For the back: cut one end of the mold, hold in place just above the two end pieces' miters, mark the other end of the last piece. Cut just a cat hair too long. Try it, and trim or pare to fit.
Regards,
Ray
be careful and not forget the width of the cut. You need to cut on the waste side of the mark or measurement.
Lynn, good point. I appreciate it.
Ray, thanks very much for the very practical suggestion. I'm going to do it just as you say.. and use scrap sticks first to try and get it down.
Thanks again!
Bill
Bill,
Good luck with your project.
Regards,
Ray
Joinerswork is right. I'm over here from the Breaktime threads and am a trim carpenter by trade and I use the tape surprisingly little in my work. I get a rough idea how long something may be, cut the angle butt, miter, cope...whatever leaving an inch or so overcut, hold the piece tight to the now new joint, then mark where the other end will be cut and keep going in succession. In close woodworking and finer trim I always mark with a razor knife.

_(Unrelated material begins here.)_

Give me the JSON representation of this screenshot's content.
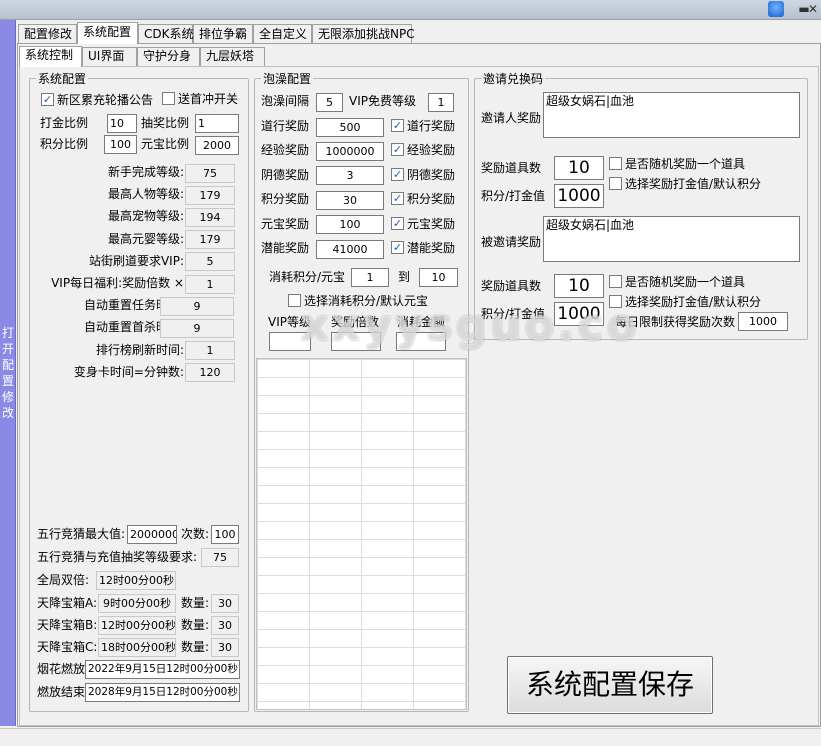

Thanks, Jer.. if I'd stop trying to overthink these things and just let practicality rule.. I would probably do alot better.
I always take a short piece of the moulding and cut the mating miter on it. then cut the first miter . Put the "test" piece and the first miter together and adjust until perfect, hold the good piece and get a clamp on it. Then carefully razor knife the length of the good piece for the inside short point of the second miter( the other end of the stick with the first miter on it.) This is a long winded way of saying to always test the corner with a return miter. this will also show you potential problems with not square corners and length before you cut. It is much easier than it sounds. Good luck Bob
If the box is 10", cut a 12" piece of molding. Miter one end. Hold the molding against the box so that the unmitered end sticks out, and the mitered end is in the right place. Draw a pencil line on the unmitered end, where it hits the box. Miter to that line. Discard the small cutoff.
You may think this is simplistic and non mathematical. I minored in mathematics in college, with 40 units of upper division math credits, including differential equations (easy) and orthogonal functions (difficult). Nonetheless, this is the way I do it, because there are no mistakes.